【发布时间】:2020-10-23 07:07:15
【问题描述】:
我在 Dataflow 作业中使用 Google Maps Geocode API (https://github.com/googlemaps/google-maps-services-java)。我的 DoFn 在设置时准备 GeoApiContext。流程元素函数是这样完成的:
public void processElement(ProcessContext c) {
String address = c.element().get("Address").toString();
String id = c.element().get("Id").toString();
Gson gson = new GsonBuilder().create();
try {
GeocodingResult[] results = GeocodingApi.newRequest(this.geocodeContext).address(address).language("pt-BR").components(ComponentFilter.country("BR")).await();
if(results.length == 0) {
TableRow outputRow = new TableRow();
outputRow.set("Id", id);
c.output(outputRow);
} else {
for(GeocodingResult r : results) {
TableRow outputRow = convertTableRow(gson.toJson(r).toString());
outputRow.set("Id", id);
c.output(outputRow);
}
}
} catch(ApiException e) {
LOGGER.error("ApiException on address: {}", address, e);
} catch(InterruptedException e) {
LOGGER.error("InterruptedException on address: {}", address, e);
} catch(IOException e) {
LOGGER.error("IOException on address: {}", address, e);
}
}
此代码在本地运行良好,但在部署到数据流时会引发网络错误:
exception: "java.net.ConnectException: Failed to connect to maps.googleapis.com/2607:f8b0:4001:c05:0:0:0:5f:443
at okhttp3.internal.connection.RealConnection.connectSocket(RealConnection.java:265)
at okhttp3.internal.connection.RealConnection.connect(RealConnection.java:183)
at okhttp3.internal.connection.ExchangeFinder.findConnection(ExchangeFinder.java:224)
at okhttp3.internal.connection.ExchangeFinder.findHealthyConnection(ExchangeFinder.java:108)
at okhttp3.internal.connection.ExchangeFinder.find(ExchangeFinder.java:88)
at okhttp3.internal.connection.Transmitter.newExchange(Transmitter.java:169)
at okhttp3.internal.connection.ConnectInterceptor.intercept(ConnectInterceptor.java:41)
at okhttp3.internal.http.RealInterceptorChain.proceed(RealInterceptorChain.java:142)
at okhttp3.internal.http.RealInterceptorChain.proceed(RealInterceptorChain.java:117)
at okhttp3.internal.cache.CacheInterceptor.intercept(CacheInterceptor.java:94)
at okhttp3.internal.http.RealInterceptorChain.proceed(RealInterceptorChain.java:142)
at okhttp3.internal.http.RealInterceptorChain.proceed(RealInterceptorChain.java:117)
at okhttp3.internal.http.BridgeInterceptor.intercept(BridgeInterceptor.java:93)
at okhttp3.internal.http.RealInterceptorChain.proceed(RealInterceptorChain.java:142)
at okhttp3.internal.http.RetryAndFollowUpInterceptor.intercept(RetryAndFollowUpInterceptor.java:88)
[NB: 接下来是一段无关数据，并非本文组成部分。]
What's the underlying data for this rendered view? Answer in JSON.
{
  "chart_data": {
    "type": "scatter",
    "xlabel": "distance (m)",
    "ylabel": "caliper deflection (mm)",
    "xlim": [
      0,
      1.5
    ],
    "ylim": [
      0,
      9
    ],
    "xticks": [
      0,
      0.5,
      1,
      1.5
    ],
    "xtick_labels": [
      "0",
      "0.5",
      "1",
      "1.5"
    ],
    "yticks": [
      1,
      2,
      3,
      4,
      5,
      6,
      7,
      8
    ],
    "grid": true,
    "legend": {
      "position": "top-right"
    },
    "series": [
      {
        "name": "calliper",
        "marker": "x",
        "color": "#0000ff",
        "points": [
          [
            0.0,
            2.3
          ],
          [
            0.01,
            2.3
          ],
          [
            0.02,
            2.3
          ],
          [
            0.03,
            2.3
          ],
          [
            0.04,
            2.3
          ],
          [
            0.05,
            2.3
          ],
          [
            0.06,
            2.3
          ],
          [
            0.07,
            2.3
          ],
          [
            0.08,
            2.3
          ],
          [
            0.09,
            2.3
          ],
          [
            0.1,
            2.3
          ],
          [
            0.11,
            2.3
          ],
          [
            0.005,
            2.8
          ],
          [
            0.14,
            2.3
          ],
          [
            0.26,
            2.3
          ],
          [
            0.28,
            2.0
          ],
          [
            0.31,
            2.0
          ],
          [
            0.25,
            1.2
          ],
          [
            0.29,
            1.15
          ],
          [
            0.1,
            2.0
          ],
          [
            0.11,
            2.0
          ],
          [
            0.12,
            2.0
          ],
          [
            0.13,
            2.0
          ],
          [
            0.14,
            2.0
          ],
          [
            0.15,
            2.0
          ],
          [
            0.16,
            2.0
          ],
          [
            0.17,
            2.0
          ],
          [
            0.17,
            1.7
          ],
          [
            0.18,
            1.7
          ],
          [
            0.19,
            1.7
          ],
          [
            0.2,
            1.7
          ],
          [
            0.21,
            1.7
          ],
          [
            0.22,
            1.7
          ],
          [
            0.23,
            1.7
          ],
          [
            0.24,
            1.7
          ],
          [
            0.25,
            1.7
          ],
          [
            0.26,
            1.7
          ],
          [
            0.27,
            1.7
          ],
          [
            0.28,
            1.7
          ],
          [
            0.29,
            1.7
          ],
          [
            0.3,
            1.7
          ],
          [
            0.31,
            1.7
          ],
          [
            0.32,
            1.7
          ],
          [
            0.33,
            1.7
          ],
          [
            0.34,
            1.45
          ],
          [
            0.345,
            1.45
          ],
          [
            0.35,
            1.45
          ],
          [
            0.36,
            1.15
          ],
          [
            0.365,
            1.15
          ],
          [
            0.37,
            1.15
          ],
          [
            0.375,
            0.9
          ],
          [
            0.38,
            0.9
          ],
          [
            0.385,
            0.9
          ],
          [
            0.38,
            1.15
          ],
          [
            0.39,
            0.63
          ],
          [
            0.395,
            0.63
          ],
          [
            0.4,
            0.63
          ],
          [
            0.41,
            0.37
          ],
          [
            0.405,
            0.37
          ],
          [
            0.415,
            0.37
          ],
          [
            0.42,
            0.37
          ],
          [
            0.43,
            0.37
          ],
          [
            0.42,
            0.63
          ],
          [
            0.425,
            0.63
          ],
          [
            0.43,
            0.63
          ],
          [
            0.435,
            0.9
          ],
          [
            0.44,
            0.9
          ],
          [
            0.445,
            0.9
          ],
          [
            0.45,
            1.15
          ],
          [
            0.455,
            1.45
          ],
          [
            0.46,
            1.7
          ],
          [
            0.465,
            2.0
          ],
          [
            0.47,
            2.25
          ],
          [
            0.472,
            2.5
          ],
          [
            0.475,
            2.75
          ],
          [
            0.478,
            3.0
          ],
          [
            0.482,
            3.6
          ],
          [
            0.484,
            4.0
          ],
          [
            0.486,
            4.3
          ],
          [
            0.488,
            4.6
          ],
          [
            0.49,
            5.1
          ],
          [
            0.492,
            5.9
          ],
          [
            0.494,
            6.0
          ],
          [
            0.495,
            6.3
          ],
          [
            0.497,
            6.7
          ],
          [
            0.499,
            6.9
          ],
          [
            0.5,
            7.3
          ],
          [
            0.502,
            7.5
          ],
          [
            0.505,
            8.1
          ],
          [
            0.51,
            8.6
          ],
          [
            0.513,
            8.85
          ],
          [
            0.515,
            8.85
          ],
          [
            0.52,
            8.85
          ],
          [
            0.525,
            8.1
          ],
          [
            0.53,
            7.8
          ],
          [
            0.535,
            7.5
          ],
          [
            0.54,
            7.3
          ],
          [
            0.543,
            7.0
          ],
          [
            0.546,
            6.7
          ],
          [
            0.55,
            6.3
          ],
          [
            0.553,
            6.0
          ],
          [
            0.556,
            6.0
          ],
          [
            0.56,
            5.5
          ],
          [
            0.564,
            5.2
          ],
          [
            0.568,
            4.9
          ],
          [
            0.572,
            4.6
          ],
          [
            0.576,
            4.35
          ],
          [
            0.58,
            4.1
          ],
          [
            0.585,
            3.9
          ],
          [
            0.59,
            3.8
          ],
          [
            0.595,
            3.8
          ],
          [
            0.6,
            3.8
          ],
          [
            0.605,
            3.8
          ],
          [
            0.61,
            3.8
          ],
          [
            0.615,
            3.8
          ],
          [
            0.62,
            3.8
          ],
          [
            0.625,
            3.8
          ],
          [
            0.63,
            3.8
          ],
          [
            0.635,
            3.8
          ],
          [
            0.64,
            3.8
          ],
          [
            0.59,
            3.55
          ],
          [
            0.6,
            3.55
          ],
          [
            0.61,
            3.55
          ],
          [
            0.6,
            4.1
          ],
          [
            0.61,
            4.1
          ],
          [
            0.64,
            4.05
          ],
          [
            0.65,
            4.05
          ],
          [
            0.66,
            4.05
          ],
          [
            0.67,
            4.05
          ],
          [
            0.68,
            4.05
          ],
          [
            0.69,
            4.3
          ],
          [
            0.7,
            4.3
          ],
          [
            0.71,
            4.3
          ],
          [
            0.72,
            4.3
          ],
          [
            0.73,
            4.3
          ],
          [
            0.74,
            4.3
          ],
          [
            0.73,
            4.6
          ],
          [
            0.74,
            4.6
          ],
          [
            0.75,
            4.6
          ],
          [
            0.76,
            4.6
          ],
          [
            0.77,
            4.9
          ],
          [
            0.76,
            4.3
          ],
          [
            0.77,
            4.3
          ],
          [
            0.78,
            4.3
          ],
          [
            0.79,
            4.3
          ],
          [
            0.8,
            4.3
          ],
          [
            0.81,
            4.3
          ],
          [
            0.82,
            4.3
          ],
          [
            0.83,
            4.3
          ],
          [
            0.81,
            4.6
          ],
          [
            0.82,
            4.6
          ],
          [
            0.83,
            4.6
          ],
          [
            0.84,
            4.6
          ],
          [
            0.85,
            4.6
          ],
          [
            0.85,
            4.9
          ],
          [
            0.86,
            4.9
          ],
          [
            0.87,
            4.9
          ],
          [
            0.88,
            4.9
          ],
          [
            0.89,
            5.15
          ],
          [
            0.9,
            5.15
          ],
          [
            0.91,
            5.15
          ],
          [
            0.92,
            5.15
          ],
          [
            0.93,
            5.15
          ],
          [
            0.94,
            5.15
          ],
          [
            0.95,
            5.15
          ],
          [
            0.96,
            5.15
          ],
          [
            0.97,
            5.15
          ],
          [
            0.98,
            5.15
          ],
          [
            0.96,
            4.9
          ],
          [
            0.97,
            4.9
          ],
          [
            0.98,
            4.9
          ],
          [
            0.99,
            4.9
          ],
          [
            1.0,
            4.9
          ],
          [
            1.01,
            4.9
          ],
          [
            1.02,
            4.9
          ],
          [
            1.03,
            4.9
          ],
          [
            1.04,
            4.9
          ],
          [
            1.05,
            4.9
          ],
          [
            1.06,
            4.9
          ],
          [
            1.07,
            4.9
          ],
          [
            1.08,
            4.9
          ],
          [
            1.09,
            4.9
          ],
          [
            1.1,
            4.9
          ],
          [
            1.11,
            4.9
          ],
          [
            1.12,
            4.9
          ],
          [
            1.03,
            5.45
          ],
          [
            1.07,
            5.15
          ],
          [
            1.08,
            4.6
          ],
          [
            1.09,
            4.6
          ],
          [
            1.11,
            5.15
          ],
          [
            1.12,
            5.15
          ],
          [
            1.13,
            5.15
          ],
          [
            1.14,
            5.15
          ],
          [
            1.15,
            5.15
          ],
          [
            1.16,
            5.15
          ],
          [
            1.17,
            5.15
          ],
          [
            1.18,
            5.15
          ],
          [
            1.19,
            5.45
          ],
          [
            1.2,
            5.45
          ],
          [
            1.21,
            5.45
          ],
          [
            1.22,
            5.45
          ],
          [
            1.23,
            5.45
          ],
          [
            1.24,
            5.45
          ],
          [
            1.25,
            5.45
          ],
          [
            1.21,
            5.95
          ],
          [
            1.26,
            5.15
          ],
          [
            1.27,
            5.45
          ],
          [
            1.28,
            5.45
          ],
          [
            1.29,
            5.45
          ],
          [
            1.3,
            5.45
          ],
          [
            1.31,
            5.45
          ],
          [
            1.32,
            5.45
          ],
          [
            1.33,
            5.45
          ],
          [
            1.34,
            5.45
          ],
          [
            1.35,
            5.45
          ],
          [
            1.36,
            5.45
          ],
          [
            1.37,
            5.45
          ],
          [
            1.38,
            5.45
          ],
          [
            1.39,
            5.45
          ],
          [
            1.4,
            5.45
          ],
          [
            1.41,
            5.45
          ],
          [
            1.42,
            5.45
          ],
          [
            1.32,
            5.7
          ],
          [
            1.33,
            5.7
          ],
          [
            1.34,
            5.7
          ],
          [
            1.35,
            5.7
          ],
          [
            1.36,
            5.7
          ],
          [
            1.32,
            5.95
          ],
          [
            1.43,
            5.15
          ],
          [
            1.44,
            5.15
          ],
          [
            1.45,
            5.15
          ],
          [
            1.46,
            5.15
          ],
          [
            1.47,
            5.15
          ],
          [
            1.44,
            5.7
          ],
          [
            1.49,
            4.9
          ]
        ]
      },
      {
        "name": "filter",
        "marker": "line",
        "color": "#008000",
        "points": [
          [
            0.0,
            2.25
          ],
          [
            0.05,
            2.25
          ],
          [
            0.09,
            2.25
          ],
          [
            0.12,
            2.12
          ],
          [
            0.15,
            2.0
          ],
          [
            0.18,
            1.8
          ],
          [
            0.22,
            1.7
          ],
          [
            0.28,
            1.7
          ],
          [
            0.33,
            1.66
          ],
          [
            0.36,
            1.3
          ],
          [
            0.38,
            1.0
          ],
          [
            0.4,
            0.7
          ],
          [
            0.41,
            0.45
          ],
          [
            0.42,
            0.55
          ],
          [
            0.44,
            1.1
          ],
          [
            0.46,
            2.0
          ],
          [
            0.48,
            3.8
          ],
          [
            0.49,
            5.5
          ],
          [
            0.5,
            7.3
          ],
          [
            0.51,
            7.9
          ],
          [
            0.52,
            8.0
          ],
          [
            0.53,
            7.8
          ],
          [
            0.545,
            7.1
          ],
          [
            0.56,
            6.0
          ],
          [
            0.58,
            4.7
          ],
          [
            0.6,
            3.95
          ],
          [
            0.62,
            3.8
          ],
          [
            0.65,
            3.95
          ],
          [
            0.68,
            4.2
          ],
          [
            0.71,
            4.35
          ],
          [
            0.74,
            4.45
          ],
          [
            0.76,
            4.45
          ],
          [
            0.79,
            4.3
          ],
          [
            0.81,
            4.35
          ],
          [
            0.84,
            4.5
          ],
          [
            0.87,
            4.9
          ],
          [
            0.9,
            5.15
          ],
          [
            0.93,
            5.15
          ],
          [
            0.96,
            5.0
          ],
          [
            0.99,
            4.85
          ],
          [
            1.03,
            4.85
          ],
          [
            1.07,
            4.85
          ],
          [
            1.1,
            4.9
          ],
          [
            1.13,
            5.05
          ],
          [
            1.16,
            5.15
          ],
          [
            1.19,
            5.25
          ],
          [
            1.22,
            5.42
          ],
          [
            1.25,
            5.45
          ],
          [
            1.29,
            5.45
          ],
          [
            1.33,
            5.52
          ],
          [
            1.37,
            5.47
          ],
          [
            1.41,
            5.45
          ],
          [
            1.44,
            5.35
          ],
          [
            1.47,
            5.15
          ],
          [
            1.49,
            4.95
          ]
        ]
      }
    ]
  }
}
at okhttp3.internal.http.RealInterceptorChain.proceed(RealInterceptorChain.java:142)
at okhttp3.internal.http.RealInterceptorChain.proceed(RealInterceptorChain.java:117)
at okhttp3.RealCall.getResponseWithInterceptorChain(RealCall.java:229)
at okhttp3.RealCall$AsyncCall.execute(RealCall.java:172)
at okhttp3.internal.NamedRunnable.run(NamedRunnable.java:32)
at java.base/java.util.concurrent.ThreadPoolExecutor.runWorker(ThreadPoolExecutor.java:1128)
at java.base/java.util.concurrent.ThreadPoolExecutor$Worker.run(ThreadPoolExecutor.java:628)
at java.base/java.lang.Thread.run(Thread.java:834)
Caused by: java.net.ConnectException: Network is unreachable (connect failed)
at java.base/java.net.PlainSocketImpl.socketConnect(Native Method)
at java.base/java.net.AbstractPlainSocketImpl.doConnect(AbstractPlainSocketImpl.java:399)
at java.base/java.net.AbstractPlainSocketImpl.connectToAddress(AbstractPlainSocketImpl.java:242)
at java.base/java.net.AbstractPlainSocketImpl.connect(AbstractPlainSocketImpl.java:224)
at java.base/java.net.SocksSocketImpl.connect(SocksSocketImpl.java:403)
at java.base/java.net.Socket.connect(Socket.java:591)
at okhttp3.internal.platform.Platform.connectSocket(Platform.java:130)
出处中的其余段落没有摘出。